No se cuántos pueblos y ciudades de España celebran sus fiestas patronales en torno a la fiesta de la Asunción de la Virgen María, la Virgen de agosto, a la que se venera con innumerables advocaciones. La de mi pueblo natal es Nuestra Señora del Pino. Cuando en ocasiones he compartido este dato, algunos conocidos me han preguntado si yo era de Canarias porque, en efecto, la patrona de la diócesis de Canarias (islas de Gran Canaria, Fuerteventura, Lanzarote y La Graciosa) es también la Virgen del Pino. (Conviene añadir que uno de los compatronos es san Antonio María Claret, que, tras quince meses en las Islas Canarias -1848-1849-, llegó a confesar que “estos canarios me han robado el corazón”). En el caso de Vinuesa, la razón es obvia. El pueblo está enclavado dentro de uno de los bosques de pinos más extensos de Europa. Pero este no es un caso aislado. Casi se podría reconstruir la flora de la península ibérica a partir de las numerosas advocaciones marianas que surgen del nombre de plantas, flores y elementos de la naturaleza: Nuestra Señora del Camino, del Espino, de las Viñas, de la Fuencisla, del Monte, de los Llanos, del Mar, de las Nieves, de la Peña de Francia… El quinto misterio glorioso del Rosario presenta a María como “Reina de todo lo creado”. Antes de que se hablase del desafío ecológico, la Iglesia ya contemplaba a María en sintonía con toda la creación.
¿Por qué tanta gente se traslada a sus pueblos de origen para celebrar las fiestas patronales? ¿Qué magnetismo tiene María para convocar a tantos hombres y mujeres en torno a su fiesta? En muchos casos, hay poderosas razones religiosas que mueven a las personas a ponerse en camino. Es la llamada de la Madre, la “nostalgia del hogar”. Pero hay, además, un deseo de identidad colectiva. Es como si la Virgen fuera la Madre del pueblo, la que crea lazos, mantiene relaciones, hace que se superen las diferencias políticas y económicas. Cuando un pueblo entero, por ejemplo, canta el himno de su Patrona, experimenta un sentido de comunión que probablemente no se consigue de ningún otro modo. Es verdad que los hinchas de un equipo de fútbol pueden llegar casi al paroxismo cantando su himno cuando su equipo gana un trofeo importante, pero se trata, por lo general, de algo efímero. La devoción mariana, aprendida de niños, suele mantenerse toda la vida, incluso en aquellas personas que han abandonado la práctica religiosa y hasta la fe. Por eso, las fiestas marianas tienen un significado antropológico que resiste el paso de las generaciones, de las modas y de las corrientes ideológicas. Muchas cosas cambian. La Madre siempre está ahí. Cuando contemplo la pequeña talla románica que se yergue sobre un pino en el camarín de la iglesia parroquial de Vinuesa, imagino los miles de personas que, a lo largo de los siglos, se han emocionado ante ella, han orado, han recordado a sus seres queridos, han deseado ser mejores personas.

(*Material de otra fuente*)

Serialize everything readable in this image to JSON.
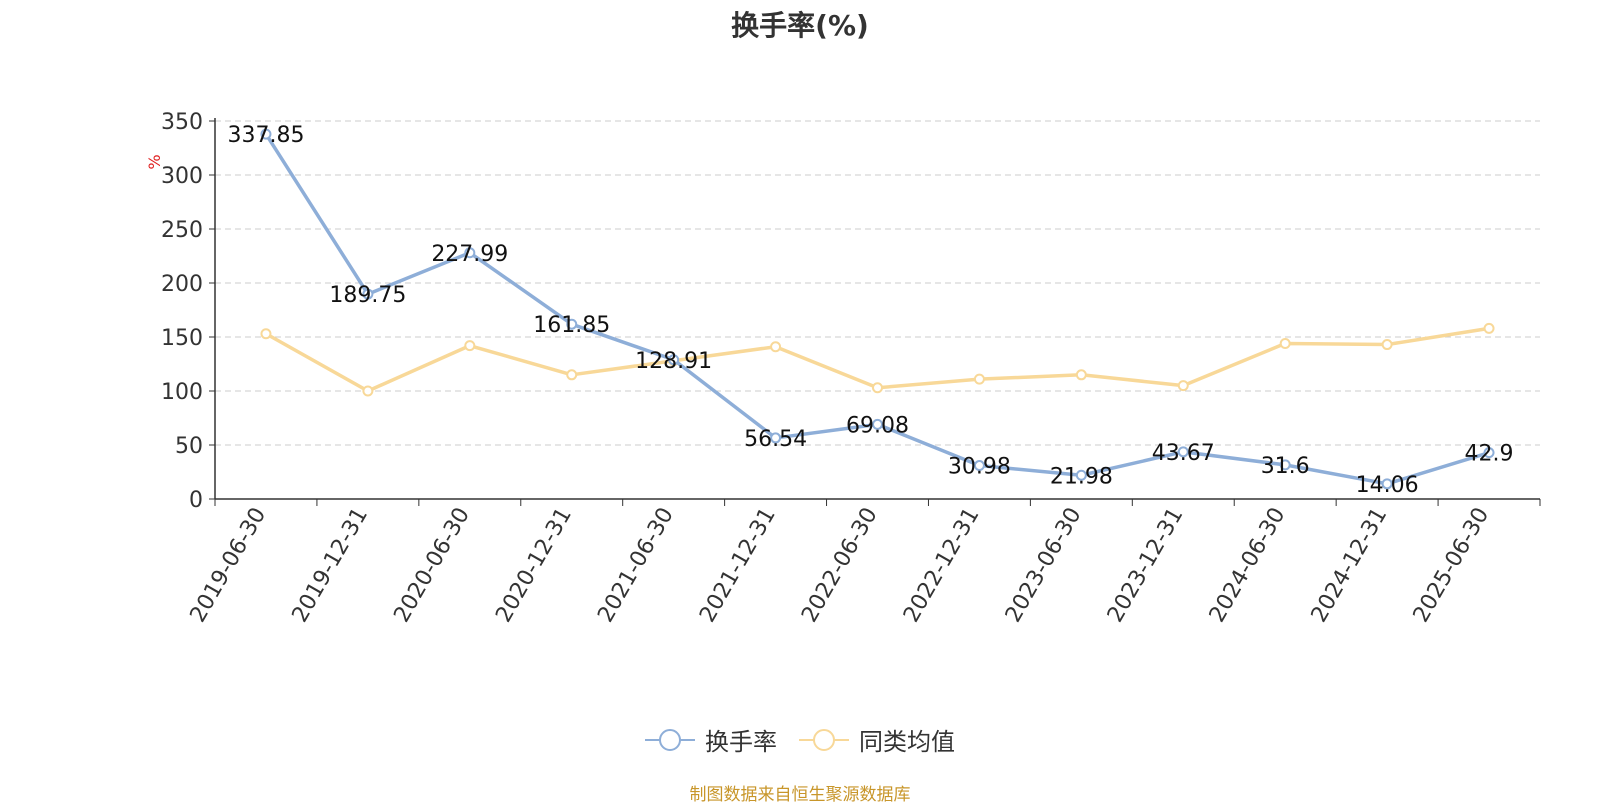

Los seres humanos necesitamos la fiesta como el comer. Sin ella, la vida entra en una rutina homicida. Ya sé que hay personas que “odian” las fiestas por diversos motivos respetables (recuerdo de seres queridos muertos, experiencias traumáticas del pasado, agorafobia, estado depresivo…), pero un pueblo que no sabe festejar, es, en el fondo, un pueblo que no sabe vivir unido. La fiesta acentúa los lazos que nos mantienen ligados en el día a día, introduce otro tiempo y otro ritmo, altera nuestras rutinas, nos invita al exceso, nos permite ser agradecidos y generosos. La fiesta es, en definitiva, un canto a la vida. Un canto… al Dios de la vida, a Aquel que, tras “trabajar” seis días (según el relato bíblico de la creación del mundo), al séptimo “descansó”, aunque mucho me temo que nosotros no descansamos durante las fiestas, sino que nos cansamos de una manera que nos resulta placentera. Quienes vibran con estas celebraciones entienden bien a qué me refiero. Por eso, tras los excesos festivos, viene un corto período de refracción antes de proseguir el ritmo cotidiano.
A todos los amigos del Rincón de Gundisalvus que celebraréis durante los próximos días las fiestas patronales de vuestros respectivos pueblos y ciudades, os deseo un tiempo de convivencia y de alegría. Prometo no cansaros con la descripción de las fiestas que yo mismo voy a vivir, aunque tal vez algún día se me escape algún comentario.